The present work addresses the problem of the prediction of the climate change, especially El-Nino phenomenon. Data mining techniques are used to study this phenomenon. El-Nino is the anomalous warming of the Sea Surface Temperature (SST) along the equator off the coast of South America. El-Nino has a strong impact on the climate change over the world. Great progress has been made in the effort to study and predict of this phenomenon. High accuracy of climate predictions will lead to significant enhanced economic opportunities, mainly for the national agriculture, fishing, forestry and energy sectors, as well as social benefits.
The thesis presents two techniques based on data mining to predicte this phenomenon. The first one named Auto Regressive Integrated Moving Average (ARIMA). It depends on the model-driven approach.

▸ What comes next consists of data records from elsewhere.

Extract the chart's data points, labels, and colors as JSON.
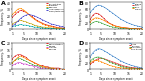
{
  "days": [
    1,
    2,
    3,
    4,
    5,
    6,
    7,
    8,
    9,
    10,
    11,
    12,
    13,
    14,
    15,
    16,
    17,
    18,
    19,
    20
  ],
  "panel_A": {
    "title": "A",
    "ylabel": "Frequency, %",
    "xlabel": "Days since symptom onset",
    "ylim": [
      0,
      40
    ],
    "yticks": [
      0,
      10,
      20,
      30,
      40
    ],
    "series": [
      {
        "label": "Concentration",
        "color": "#e41a1c",
        "data": [
          18,
          22,
          26,
          28,
          27,
          25,
          22,
          19,
          16,
          13,
          11,
          9,
          7,
          6,
          5,
          4,
          3,
          2,
          2,
          1
        ]
      },
      {
        "label": "Headache",
        "color": "#ff8c00",
        "data": [
          22,
          26,
          30,
          31,
          29,
          26,
          22,
          18,
          15,
          12,
          10,
          8,
          6,
          5,
          4,
          3,
          2,
          2,
          1,
          1
        ]
      },
      {
        "label": "Dizziness",
        "color": "#c0a000",
        "data": [
          8,
          10,
          12,
          13,
          12,
          11,
          9,
          8,
          6,
          5,
          4,
          3,
          3,
          2,
          2,
          1,
          1,
          1,
          1,
          0
        ]
      },
      {
        "label": "Limb weakness",
        "color": "#00aaaa",
        "data": [
          4,
          5,
          6,
          7,
          6,
          6,
          5,
          4,
          3,
          3,
          2,
          2,
          1,
          1,
          1,
          1,
          0,
          0,
          0,
          0
        ]
      },
      {
        "label": "Smell/taste loss",
        "color": "#4444cc",
        "data": [
          5,
          8,
          12,
          16,
          19,
          21,
          22,
          21,
          20,
          18,
          16,
          14,
          12,
          10,
          8,
          7,
          6,
          5,
          4,
          3
        ]
      }
    ]
  },
  "panel_B": {
    "title": "B",
    "ylabel": "Frequency, %",
    "xlabel": "Days since symptom onset",
    "ylim": [
      0,
      80
    ],
    "yticks": [
      0,
      20,
      40,
      60,
      80
    ],
    "series": [
      {
        "label": "Fatigue",
        "color": "#4488cc",
        "data": [
          50,
          60,
          68,
          72,
          70,
          66,
          61,
          55,
          49,
          43,
          37,
          31,
          26,
          22,
          18,
          15,
          12,
          10,
          8,
          6
        ]
      },
      {
        "label": "Fever",
        "color": "#dd2222",
        "data": [
          30,
          42,
          48,
          46,
          40,
          32,
          24,
          18,
          14,
          10,
          8,
          6,
          5,
          4,
          3,
          2,
          2,
          1,
          1,
          1
        ]
      },
      {
        "label": "Chills",
        "color": "#44aa44",
        "data": [
          14,
          20,
          23,
          22,
          19,
          15,
          12,
          9,
          7,
          5,
          4,
          3,
          2,
          2,
          1,
          1,
          1,
          0,
          0,
          0
        ]
      },
      {
        "label": "Myalgia",
        "color": "#ff8800",
        "data": [
          22,
          30,
          34,
          33,
          30,
          26,
          21,
          17,
          13,
          10,
          8,
          6,
          5,
          4,
          3,
          2,
          2,
          1,
          1,
          1
        ]
      }
    ]
  },
  "panel_C": {
    "title": "C",
    "ylabel": "Frequency, %",
    "xlabel": "Days since symptom onset",
    "ylim": [
      0,
      20
    ],
    "yticks": [
      0,
      5,
      10,
      15,
      20
    ],
    "series": [
      {
        "label": "Gastrointestinal",
        "color": "#dd2222",
        "data": [
          8,
          10,
          11,
          11,
          10,
          9,
          7,
          6,
          5,
          4,
          3,
          3,
          2,
          2,
          1,
          1,
          1,
          1,
          0,
          0
        ]
      },
      {
        "label": "Nausea",
        "color": "#44aa44",
        "data": [
          5,
          7,
          8,
          8,
          7,
          6,
          5,
          4,
          3,
          3,
          2,
          2,
          1,
          1,
          1,
          0,
          0,
          0,
          0,
          0
        ]
      },
      {
        "label": "Vomiting",
        "color": "#cc44cc",
        "data": [
          3,
          4,
          5,
          5,
          4,
          4,
          3,
          3,
          2,
          2,
          1,
          1,
          1,
          1,
          0,
          0,
          0,
          0,
          0,
          0
        ]
      },
      {
        "label": "Diarrhea",
        "color": "#ff8800",
        "data": [
          5,
          7,
          9,
          10,
          9,
          8,
          7,
          6,
          5,
          4,
          3,
          2,
          2,
          1,
          1,
          1,
          0,
          0,
          0,
          0
        ]
      }
    ]
  },
  "panel_D": {
    "title": "D",
    "ylabel": "Frequency, %",
    "xlabel": "Days since symptom onset",
    "ylim": [
      0,
      80
    ],
    "yticks": [
      0,
      20,
      40,
      60,
      80
    ],
    "series": [
      {
        "label": "Cough",
        "color": "#4488cc",
        "data": [
          38,
          50,
          58,
          62,
          60,
          56,
          51,
          46,
          41,
          36,
          31,
          26,
          22,
          18,
          15,
          12,
          10,
          8,
          6,
          5
        ]
      },
      {
        "label": "Dyspnea",
        "color": "#dd2222",
        "data": [
          15,
          22,
          28,
          32,
          33,
          32,
          29,
          26,
          23,
          20,
          17,
          14,
          11,
          9,
          7,
          6,
          5,
          4,
          3,
          2
        ]
      },
      {
        "label": "Rhinorrhea",
        "color": "#44aa44",
        "data": [
          25,
          32,
          36,
          37,
          35,
          31,
          27,
          23,
          19,
          16,
          13,
          10,
          8,
          6,
          5,
          4,
          3,
          2,
          2,
          1
        ]
      },
      {
        "label": "Sore throat",
        "color": "#ff8800",
        "data": [
          20,
          25,
          27,
          26,
          23,
          19,
          16,
          12,
          10,
          8,
          6,
          5,
          4,
          3,
          2,
          2,
          1,
          1,
          1,
          0
        ]
      }
    ]
  }
}
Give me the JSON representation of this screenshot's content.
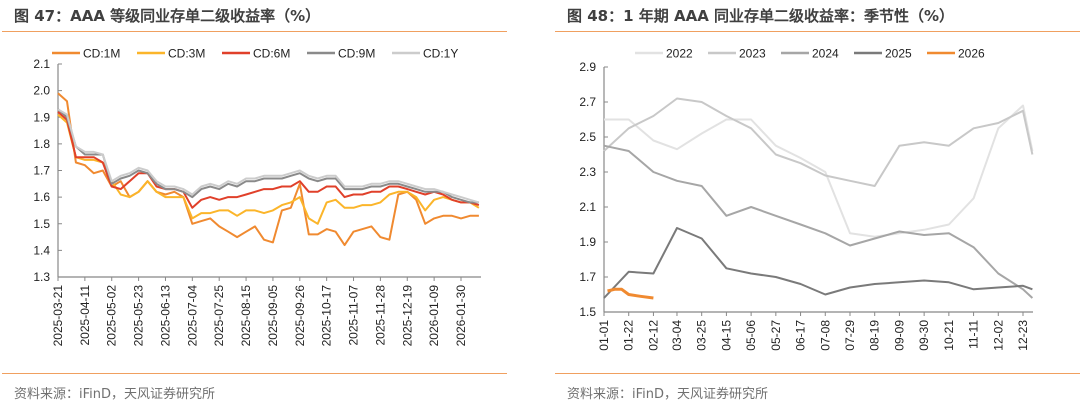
{
  "left": {
    "title": "图 47：AAA 等级同业存单二级收益率（%）",
    "source": "资料来源：iFinD，天风证券研究所"
  },
  "right": {
    "title": "图 48：1 年期 AAA 同业存单二级收益率：季节性（%）",
    "source": "资料来源：iFinD，天风证券研究所"
  },
  "chart_data": [
    {
      "type": "line",
      "title": "",
      "ylim": [
        1.3,
        2.1
      ],
      "yticks": [
        "1.3",
        "1.4",
        "1.5",
        "1.6",
        "1.7",
        "1.8",
        "1.9",
        "2.0",
        "2.1"
      ],
      "xticks": [
        "2025-03-21",
        "2025-04-11",
        "2025-05-02",
        "2025-05-23",
        "2025-06-13",
        "2025-07-04",
        "2025-07-25",
        "2025-08-15",
        "2025-09-05",
        "2025-09-26",
        "2025-10-17",
        "2025-11-07",
        "2025-11-28",
        "2025-12-19",
        "2026-01-09",
        "2026-01-30"
      ],
      "legend": "top",
      "grid": false,
      "x": [
        "2025-03-21",
        "2025-03-28",
        "2025-04-04",
        "2025-04-11",
        "2025-04-18",
        "2025-04-25",
        "2025-05-02",
        "2025-05-09",
        "2025-05-16",
        "2025-05-23",
        "2025-05-30",
        "2025-06-06",
        "2025-06-13",
        "2025-06-20",
        "2025-06-27",
        "2025-07-04",
        "2025-07-11",
        "2025-07-18",
        "2025-07-25",
        "2025-08-01",
        "2025-08-08",
        "2025-08-15",
        "2025-08-22",
        "2025-08-29",
        "2025-09-05",
        "2025-09-12",
        "2025-09-19",
        "2025-09-26",
        "2025-10-03",
        "2025-10-10",
        "2025-10-17",
        "2025-10-24",
        "2025-10-31",
        "2025-11-07",
        "2025-11-14",
        "2025-11-21",
        "2025-11-28",
        "2025-12-05",
        "2025-12-12",
        "2025-12-19",
        "2025-12-26",
        "2026-01-02",
        "2026-01-09",
        "2026-01-16",
        "2026-01-23",
        "2026-01-30",
        "2026-02-06",
        "2026-02-13"
      ],
      "series": [
        {
          "name": "CD:1M",
          "color": "#f08a30",
          "values": [
            1.99,
            1.96,
            1.73,
            1.72,
            1.69,
            1.7,
            1.64,
            1.66,
            1.6,
            1.62,
            1.66,
            1.62,
            1.61,
            1.62,
            1.6,
            1.5,
            1.51,
            1.52,
            1.49,
            1.47,
            1.45,
            1.47,
            1.49,
            1.44,
            1.43,
            1.55,
            1.56,
            1.65,
            1.46,
            1.46,
            1.48,
            1.47,
            1.42,
            1.47,
            1.48,
            1.49,
            1.45,
            1.44,
            1.61,
            1.62,
            1.59,
            1.5,
            1.52,
            1.53,
            1.53,
            1.52,
            1.53,
            1.53
          ]
        },
        {
          "name": "CD:3M",
          "color": "#fbb52a",
          "values": [
            1.91,
            1.88,
            1.75,
            1.74,
            1.74,
            1.73,
            1.66,
            1.61,
            1.6,
            1.62,
            1.66,
            1.62,
            1.6,
            1.6,
            1.6,
            1.52,
            1.54,
            1.54,
            1.55,
            1.55,
            1.53,
            1.55,
            1.55,
            1.54,
            1.55,
            1.57,
            1.58,
            1.6,
            1.52,
            1.5,
            1.58,
            1.59,
            1.56,
            1.56,
            1.57,
            1.57,
            1.58,
            1.61,
            1.62,
            1.62,
            1.6,
            1.55,
            1.59,
            1.6,
            1.59,
            1.58,
            1.58,
            1.56
          ]
        },
        {
          "name": "CD:6M",
          "color": "#e0402a",
          "values": [
            1.92,
            1.89,
            1.75,
            1.75,
            1.75,
            1.73,
            1.64,
            1.63,
            1.66,
            1.69,
            1.69,
            1.64,
            1.63,
            1.63,
            1.62,
            1.56,
            1.59,
            1.6,
            1.59,
            1.6,
            1.6,
            1.61,
            1.62,
            1.63,
            1.63,
            1.64,
            1.64,
            1.66,
            1.62,
            1.62,
            1.64,
            1.64,
            1.6,
            1.61,
            1.61,
            1.62,
            1.62,
            1.64,
            1.64,
            1.63,
            1.62,
            1.61,
            1.62,
            1.61,
            1.59,
            1.58,
            1.58,
            1.57
          ]
        },
        {
          "name": "CD:9M",
          "color": "#8a8a8a",
          "values": [
            1.93,
            1.9,
            1.79,
            1.76,
            1.76,
            1.76,
            1.65,
            1.67,
            1.68,
            1.7,
            1.69,
            1.65,
            1.63,
            1.63,
            1.62,
            1.6,
            1.63,
            1.64,
            1.63,
            1.65,
            1.64,
            1.66,
            1.66,
            1.67,
            1.67,
            1.67,
            1.68,
            1.69,
            1.67,
            1.66,
            1.67,
            1.67,
            1.63,
            1.63,
            1.63,
            1.64,
            1.64,
            1.65,
            1.65,
            1.64,
            1.63,
            1.62,
            1.62,
            1.62,
            1.6,
            1.59,
            1.58,
            1.58
          ]
        },
        {
          "name": "CD:1Y",
          "color": "#cccccc",
          "values": [
            1.93,
            1.91,
            1.79,
            1.77,
            1.77,
            1.76,
            1.66,
            1.68,
            1.69,
            1.71,
            1.7,
            1.66,
            1.64,
            1.64,
            1.63,
            1.61,
            1.64,
            1.65,
            1.64,
            1.66,
            1.65,
            1.67,
            1.67,
            1.68,
            1.68,
            1.68,
            1.69,
            1.7,
            1.68,
            1.67,
            1.68,
            1.68,
            1.64,
            1.64,
            1.64,
            1.65,
            1.65,
            1.66,
            1.66,
            1.65,
            1.64,
            1.63,
            1.63,
            1.62,
            1.61,
            1.6,
            1.59,
            1.58
          ]
        }
      ]
    },
    {
      "type": "line",
      "title": "",
      "ylim": [
        1.5,
        2.9
      ],
      "yticks": [
        "1.5",
        "1.7",
        "1.9",
        "2.1",
        "2.3",
        "2.5",
        "2.7",
        "2.9"
      ],
      "xticks": [
        "01-01",
        "01-22",
        "02-12",
        "03-04",
        "03-25",
        "04-15",
        "05-06",
        "05-27",
        "06-17",
        "07-08",
        "07-29",
        "08-19",
        "09-09",
        "09-30",
        "10-21",
        "11-11",
        "12-02",
        "12-23"
      ],
      "legend": "top",
      "grid": false,
      "x": [
        "01-01",
        "01-22",
        "02-12",
        "03-04",
        "03-25",
        "04-15",
        "05-06",
        "05-27",
        "06-17",
        "07-08",
        "07-29",
        "08-19",
        "09-09",
        "09-30",
        "10-21",
        "11-11",
        "12-02",
        "12-23",
        "12-31"
      ],
      "series": [
        {
          "name": "2022",
          "color": "#e2e2e2",
          "values": [
            2.6,
            2.6,
            2.48,
            2.43,
            2.52,
            2.6,
            2.6,
            2.45,
            2.38,
            2.3,
            1.95,
            1.93,
            1.95,
            1.97,
            2.0,
            2.15,
            2.55,
            2.68,
            2.42
          ]
        },
        {
          "name": "2023",
          "color": "#c8c8c8",
          "values": [
            2.42,
            2.55,
            2.62,
            2.72,
            2.7,
            2.62,
            2.55,
            2.4,
            2.35,
            2.28,
            2.25,
            2.22,
            2.45,
            2.47,
            2.45,
            2.55,
            2.58,
            2.65,
            2.4
          ]
        },
        {
          "name": "2024",
          "color": "#a6a6a6",
          "values": [
            2.45,
            2.42,
            2.3,
            2.25,
            2.22,
            2.05,
            2.1,
            2.05,
            2.0,
            1.95,
            1.88,
            1.92,
            1.96,
            1.94,
            1.95,
            1.87,
            1.72,
            1.63,
            1.58
          ]
        },
        {
          "name": "2025",
          "color": "#7a7a7a",
          "values": [
            1.58,
            1.73,
            1.72,
            1.98,
            1.92,
            1.75,
            1.72,
            1.7,
            1.66,
            1.6,
            1.64,
            1.66,
            1.67,
            1.68,
            1.67,
            1.63,
            1.64,
            1.65,
            1.63
          ]
        },
        {
          "name": "2026",
          "color": "#f08a30",
          "x": [
            "01-04",
            "01-10",
            "01-16",
            "01-22",
            "02-01",
            "02-12"
          ],
          "values": [
            1.62,
            1.63,
            1.63,
            1.6,
            1.59,
            1.58
          ]
        }
      ]
    }
  ]
}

The second one named Artificial Neural Network (ANN) and depends on the data- driven approach.
The Proposed Forecasting System based on Artificial Neural Network (PFSNN) uses back-propagation algorithm in its learning phase. The processing of this system was done through two successive stages. First stage, named PFSNN-A, gets the best architecture of the NN. The second stage includes two methods named PFSNN-B and PFSNN-C. They are adjustments of the output of PFSNN-A through the error modification.
The two datasets monthly and seasonal of the El-Nino3 was applied to the two previous techniques. The procedure addresses the preprocessing of input data, the definition of model architecture and the strategy of the learning process. The main achievement of the thesis is finding out the best model architecture for prediction of El-Nino3.